On the downside, Zenoss Core is one of the most complicated monitoring systems to install and set up. Installation is entirely a command-line driven process. Considering that today’s network administrators are used to GUI installers, configuration wizards and auto-discovery engines, this could make the product’s installation seem a bit archaic. Then again, this is in line with the Linux philosophy. On the other hand, there is ample installation and configuration documentation available and the end result makes it worth your efforts.
Zabbix is another free and open-source product which can be used to monitor almost anything. The tools can run on several Linux distributions—even including Rapsbian, a Raspberry Pi specific Linux distribution—and it will monitor network bandwidth utilization, servers, applications and services, as well as cloud-based environments. It boasts a very professional look and feel. This product also has a broad feature set, unlimited scalability, distributed monitoring, strong security, and high availability. Despite being free this is a true enterprise-grade product.
Zabbix uses a combination of monitoring technologies. It supports SNMP monitoring as well as the Intelligent Platform Monitoring Interface (IMPI). It can also do agent-based monitoring with agents available for most platforms. For easy setup, there’s auto-discovery as well as out-of-the-box templates for many devices. The tool’s web-based user interface has several advanced features such as widget-based dashboards, graphs, network maps, slideshows, and drill-down reports. Zabbix also features a highly customizable alerting system which will not only send out detailed notification messages but that can also be customized based on the recipient’s role. It can also escalate problems according to flexible user-defined service levels.
We had to include Cacti on this list. After all, at almost 18 years of age, it is one of the oldest free and open-source monitoring platform. Furthermore, it is still quite popular to this day it is still actively developed with the latest version just released last June. Cacti might not be as feature-rich as some other products, yet it is still a very good tool. Its web-based user interface has somewhat of a retro feel but it is well laid out and easy to understand and use. Cacti consists of a fast poller, a set of advanced graphing templates, and multiple acquisition methods. Although the tool mainly uses SNMP for polling devices, custom scripts can be devised to fetch data from virtually any source.
This tool’s main strength is in polling devices to fetch their metrics—such as bandwidth utilization—and graphing the collected data on web pages. It does an excellent job of that but that’s pretty much all it will do. If you don’t need alerting, fancy reports or other extras, the product’s simplicity might be just what you need. And if you need more functionality, Cacti’s source code is available and it is entirely written in PHP, making it highly customizable and allowing anyone to add any missing features they need.
Cacti makes extensive use of templates which account for an easier configuration.
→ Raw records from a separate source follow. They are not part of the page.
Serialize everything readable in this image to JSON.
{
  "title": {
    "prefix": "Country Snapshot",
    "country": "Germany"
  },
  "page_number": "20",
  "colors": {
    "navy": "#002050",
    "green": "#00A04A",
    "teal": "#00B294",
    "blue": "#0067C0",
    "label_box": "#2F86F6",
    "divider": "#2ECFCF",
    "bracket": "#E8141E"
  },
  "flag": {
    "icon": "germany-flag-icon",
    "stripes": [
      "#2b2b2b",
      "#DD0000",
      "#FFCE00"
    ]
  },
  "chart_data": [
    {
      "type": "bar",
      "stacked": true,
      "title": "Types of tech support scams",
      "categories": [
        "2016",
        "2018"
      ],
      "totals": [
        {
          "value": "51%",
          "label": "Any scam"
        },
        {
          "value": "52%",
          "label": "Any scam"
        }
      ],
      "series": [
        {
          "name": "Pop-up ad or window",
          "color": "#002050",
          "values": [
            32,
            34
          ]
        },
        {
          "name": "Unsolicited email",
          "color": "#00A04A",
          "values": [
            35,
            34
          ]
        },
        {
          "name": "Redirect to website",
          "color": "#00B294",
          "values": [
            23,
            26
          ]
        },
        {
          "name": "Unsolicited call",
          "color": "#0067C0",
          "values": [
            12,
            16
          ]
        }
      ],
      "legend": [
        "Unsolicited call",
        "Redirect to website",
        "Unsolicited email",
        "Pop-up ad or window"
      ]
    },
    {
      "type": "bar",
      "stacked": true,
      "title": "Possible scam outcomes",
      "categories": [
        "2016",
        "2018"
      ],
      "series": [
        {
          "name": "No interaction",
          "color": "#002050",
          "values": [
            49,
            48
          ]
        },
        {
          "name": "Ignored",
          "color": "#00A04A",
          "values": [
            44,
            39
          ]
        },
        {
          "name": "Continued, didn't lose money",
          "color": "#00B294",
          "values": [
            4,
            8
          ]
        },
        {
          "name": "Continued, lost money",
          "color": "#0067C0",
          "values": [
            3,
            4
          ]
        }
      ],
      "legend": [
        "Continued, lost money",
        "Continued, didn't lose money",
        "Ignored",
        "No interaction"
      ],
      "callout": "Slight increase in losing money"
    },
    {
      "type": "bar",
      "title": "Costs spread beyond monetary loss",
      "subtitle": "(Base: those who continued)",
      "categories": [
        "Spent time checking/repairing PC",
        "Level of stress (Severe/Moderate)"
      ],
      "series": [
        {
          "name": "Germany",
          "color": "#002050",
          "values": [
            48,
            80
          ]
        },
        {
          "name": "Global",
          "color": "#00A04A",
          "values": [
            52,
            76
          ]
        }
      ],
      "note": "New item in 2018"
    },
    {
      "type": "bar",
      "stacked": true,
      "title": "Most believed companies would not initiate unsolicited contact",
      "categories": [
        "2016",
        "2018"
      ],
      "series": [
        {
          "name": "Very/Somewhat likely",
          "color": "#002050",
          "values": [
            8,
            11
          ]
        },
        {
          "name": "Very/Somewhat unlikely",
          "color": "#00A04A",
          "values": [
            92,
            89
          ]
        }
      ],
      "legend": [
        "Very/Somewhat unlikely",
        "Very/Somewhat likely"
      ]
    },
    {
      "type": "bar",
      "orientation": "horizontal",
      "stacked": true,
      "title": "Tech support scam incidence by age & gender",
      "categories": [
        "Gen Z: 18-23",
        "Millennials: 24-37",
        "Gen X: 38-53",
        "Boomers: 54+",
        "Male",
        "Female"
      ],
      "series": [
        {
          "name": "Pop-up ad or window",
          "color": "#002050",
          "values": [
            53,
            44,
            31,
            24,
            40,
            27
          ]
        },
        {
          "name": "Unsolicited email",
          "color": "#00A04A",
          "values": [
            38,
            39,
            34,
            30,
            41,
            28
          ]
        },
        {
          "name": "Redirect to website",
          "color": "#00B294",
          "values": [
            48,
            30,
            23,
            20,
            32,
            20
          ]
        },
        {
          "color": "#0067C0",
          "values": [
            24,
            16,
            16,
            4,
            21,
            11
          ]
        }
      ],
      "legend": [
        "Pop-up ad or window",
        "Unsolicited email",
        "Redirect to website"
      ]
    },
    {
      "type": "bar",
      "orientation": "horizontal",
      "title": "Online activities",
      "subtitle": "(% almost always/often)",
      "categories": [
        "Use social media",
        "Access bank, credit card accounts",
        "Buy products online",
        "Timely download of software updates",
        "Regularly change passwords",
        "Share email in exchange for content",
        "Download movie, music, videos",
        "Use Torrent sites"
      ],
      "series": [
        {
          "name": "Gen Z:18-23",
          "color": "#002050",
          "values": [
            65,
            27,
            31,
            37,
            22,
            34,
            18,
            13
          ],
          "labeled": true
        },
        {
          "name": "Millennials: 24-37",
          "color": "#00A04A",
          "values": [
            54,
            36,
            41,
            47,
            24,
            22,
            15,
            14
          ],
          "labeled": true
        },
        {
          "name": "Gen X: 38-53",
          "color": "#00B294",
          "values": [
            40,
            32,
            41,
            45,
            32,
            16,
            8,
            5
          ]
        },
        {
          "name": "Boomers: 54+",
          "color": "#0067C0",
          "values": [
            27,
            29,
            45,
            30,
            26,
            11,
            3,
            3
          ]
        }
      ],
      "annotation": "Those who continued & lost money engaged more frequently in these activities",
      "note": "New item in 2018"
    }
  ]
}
There are device templates for many common types of devices as well as graph templates. There’s also a huge online community of users who write custom templates of all kinds and make them available to the community and many equipment manufacturers also offer downloadable Cacti templates.
Even if Linux is your platform of choice, we’ve seen how you still have plenty of choices when it comes to bandwidth monitoring tools. And given the Linux philosophy, many of them are free and open-source. In fact, using Linux could let you built a complete and very potent monitoring system with no other investment than the time you’ll spend setting it up.